No dia 2 de Março de 2023, a UNITA apresentou (sem êxito) um requerimento ao Presidente da Assembleia Nacional sobre o voto de protesto contra a guerra na Ucrânia e condenação da potência invasora, a Rússia. Eis o teor desse requerimento:
«O Grupo Parlamentar da UNITA vem através deste solicitar a V. Excia. a alteração da proposta da ordem do dia, nos termos do nº 4, do artigo 115º e da alínea e) do nº 1 do artigo 128º do Regimento da Assembleia Nacional, para que seja introduzido no Período Antes da Ordem do Dia a apresentação de um voto de protesto.
No passado dia 25 de Fevereiro do corrente ano forças armadas da Federação Russa invadiram a República da Ucrânia, um Estado soberano e independente. A guerra tem provocado numerosas mortes de civis e sofrimento humano injustificados, destruição de património, deslocados e graves violações de direitos humanos.
Considerando que nos termos da Constituição a República de Angola é uma nação de vocação para a paz e progresso, sendo um dever do Estado e um direito e responsabilidade de todos garantir, com respeito pela Constituição e pela Lei, bem como pelas Convenções Internacionais, a paz e a segurança nacional e neste caso, a paz e a segurança internacionais;
Sendo o Estado angolano parte do sistema das Nações Unidas e, no quadro das relações internacionais a República de Angola respeita e aplica os princípios da Carta das Nações Unidas e da Carta da União Africana, e estabelece relações de amizade e cooperação com todos os Estados e povos na base de princípios e valores como respeito pela soberania e independência nacional, igualdade entre Estados, direito dos povos à autodeterminação e à independência, solução pacífica dos conflitos, respeito dos direitos humanos e cooperação com todos os povos para a paz, justiça e progresso da humanidade;
O Grupo Parlamentar da UNITA vem solicitar a discussão e votação de um voto de protesto contra a guerra imposta à República da Ucrânia e apelar à resolução urgente e pacífica das hostilidades que opõem a República da Rússia à República da Ucrânia, com o seguinte teor:
A Assembleia Nacional, órgão de soberania da República de Angola, representativo de todos os angolanos vem por intermédio deste voto manifestar o seguinte:
1. Repudiar e condenar a invasão da República da Ucrânia e as violações aos compromissos internacionais sobre a defesa, promoção da paz e segurança internacional.
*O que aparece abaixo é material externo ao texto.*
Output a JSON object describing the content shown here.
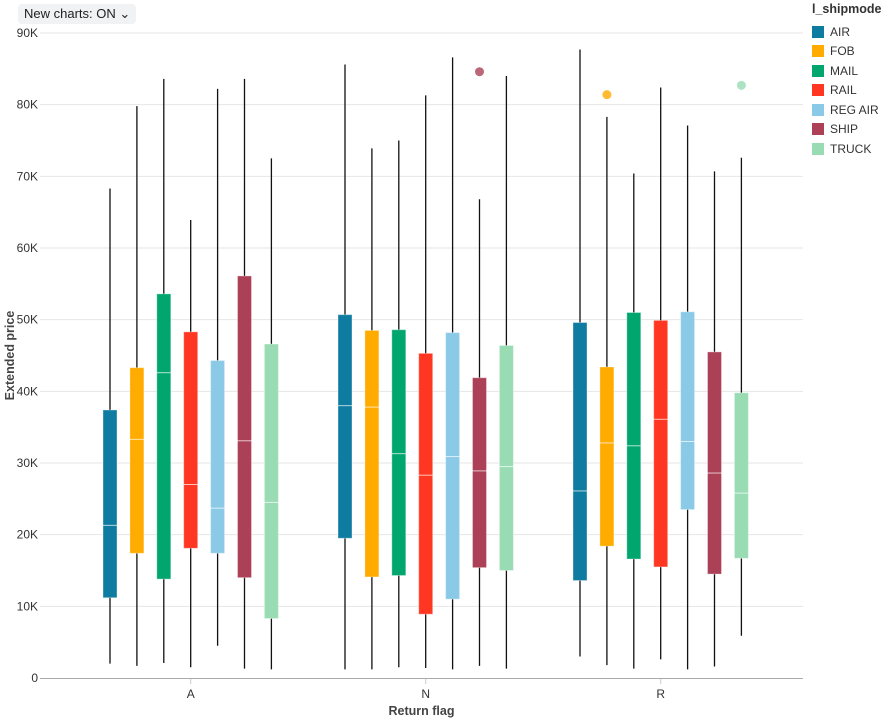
{
  "toggle": {
    "label": "New charts: ON",
    "icon": "chevron-down-icon"
  },
  "chart_data": {
    "type": "boxplot",
    "xlabel": "Return flag",
    "ylabel": "Extended price",
    "ylim": [
      0,
      90000
    ],
    "y_ticks": [
      "0",
      "10K",
      "20K",
      "30K",
      "40K",
      "50K",
      "60K",
      "70K",
      "80K",
      "90K"
    ],
    "grid": true,
    "legend_title": "l_shipmode",
    "legend_position": "right",
    "categories": [
      "A",
      "N",
      "R"
    ],
    "series": [
      {
        "name": "AIR",
        "color": "#0e7ba0",
        "boxes": [
          {
            "min": 2000,
            "q1": 11200,
            "median": 21300,
            "q3": 37400,
            "max": 68300,
            "outliers": []
          },
          {
            "min": 1200,
            "q1": 19500,
            "median": 38000,
            "q3": 50700,
            "max": 85600,
            "outliers": []
          },
          {
            "min": 3000,
            "q1": 13600,
            "median": 26100,
            "q3": 49600,
            "max": 87700,
            "outliers": []
          }
        ]
      },
      {
        "name": "FOB",
        "color": "#ffab00",
        "boxes": [
          {
            "min": 1700,
            "q1": 17400,
            "median": 33300,
            "q3": 43300,
            "max": 79800,
            "outliers": []
          },
          {
            "min": 1200,
            "q1": 14100,
            "median": 37800,
            "q3": 48500,
            "max": 73900,
            "outliers": []
          },
          {
            "min": 1800,
            "q1": 18400,
            "median": 32800,
            "q3": 43400,
            "max": 78300,
            "outliers": [
              81400
            ]
          }
        ]
      },
      {
        "name": "MAIL",
        "color": "#00a66e",
        "boxes": [
          {
            "min": 2100,
            "q1": 13800,
            "median": 42600,
            "q3": 53600,
            "max": 83600,
            "outliers": []
          },
          {
            "min": 1500,
            "q1": 14300,
            "median": 31300,
            "q3": 48600,
            "max": 75000,
            "outliers": []
          },
          {
            "min": 1300,
            "q1": 16600,
            "median": 32400,
            "q3": 51000,
            "max": 70400,
            "outliers": []
          }
        ]
      },
      {
        "name": "RAIL",
        "color": "#ff3621",
        "boxes": [
          {
            "min": 1500,
            "q1": 18100,
            "median": 27000,
            "q3": 48300,
            "max": 63900,
            "outliers": []
          },
          {
            "min": 1400,
            "q1": 8900,
            "median": 28300,
            "q3": 45300,
            "max": 81300,
            "outliers": []
          },
          {
            "min": 2600,
            "q1": 15500,
            "median": 36100,
            "q3": 49900,
            "max": 82400,
            "outliers": []
          }
        ]
      },
      {
        "name": "REG AIR",
        "color": "#8bcae7",
        "boxes": [
          {
            "min": 4500,
            "q1": 17400,
            "median": 23700,
            "q3": 44300,
            "max": 82200,
            "outliers": []
          },
          {
            "min": 1200,
            "q1": 11000,
            "median": 30900,
            "q3": 48200,
            "max": 86600,
            "outliers": []
          },
          {
            "min": 1200,
            "q1": 23500,
            "median": 33000,
            "q3": 51100,
            "max": 77100,
            "outliers": []
          }
        ]
      },
      {
        "name": "SHIP",
        "color": "#ab4057",
        "boxes": [
          {
            "min": 1300,
            "q1": 14000,
            "median": 33100,
            "q3": 56100,
            "max": 83600,
            "outliers": []
          },
          {
            "min": 1700,
            "q1": 15400,
            "median": 28900,
            "q3": 41900,
            "max": 66800,
            "outliers": [
              84600
            ]
          },
          {
            "min": 1600,
            "q1": 14500,
            "median": 28600,
            "q3": 45500,
            "max": 70700,
            "outliers": []
          }
        ]
      },
      {
        "name": "TRUCK",
        "color": "#99dcb4",
        "boxes": [
          {
            "min": 1200,
            "q1": 8300,
            "median": 24500,
            "q3": 46600,
            "max": 72500,
            "outliers": []
          },
          {
            "min": 1300,
            "q1": 15000,
            "median": 29500,
            "q3": 46400,
            "max": 84000,
            "outliers": []
          },
          {
            "min": 5900,
            "q1": 16700,
            "median": 25800,
            "q3": 39800,
            "max": 72600,
            "outliers": [
              82700
            ]
          }
        ]
      }
    ]
  }
}
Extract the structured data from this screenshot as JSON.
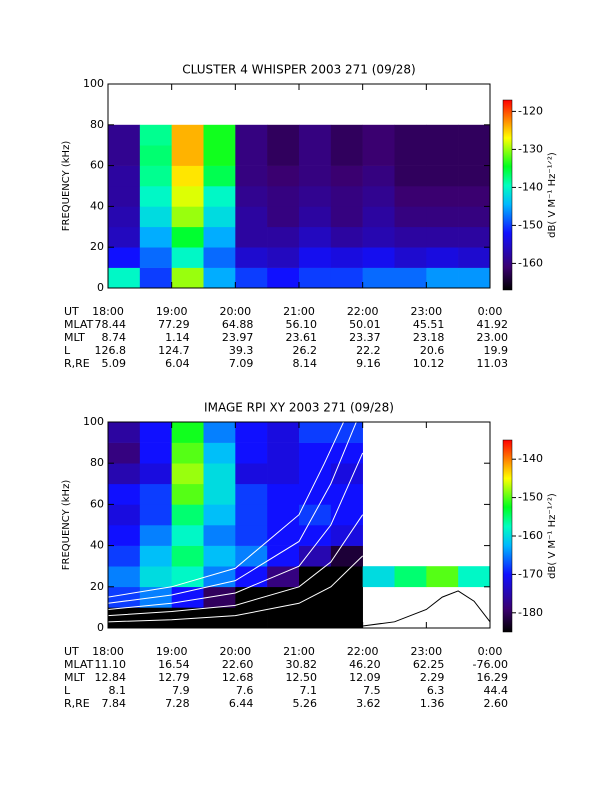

2. Condenar a guerra como forma de resolução de divergências políticas, ideológicas e culturais.
3. Condenar a invasão à República da Ucrânia, estado soberano e independente pelas forças armadas da Federação Russa em violação à integridade territorial, ao direito à autodeterminação e livre escolha de alianças.
4. Apelar a cessação imediata e sem pré-condições das hostilidades.
5. Encorajar o diálogo franco, aberto e responsável entre os representantes dos governos da Federação Russa e da República da Ucrânia.»
Assim sendo, continuo e pensar que quem se abstém de condenar o agressor está a condenar o agredido.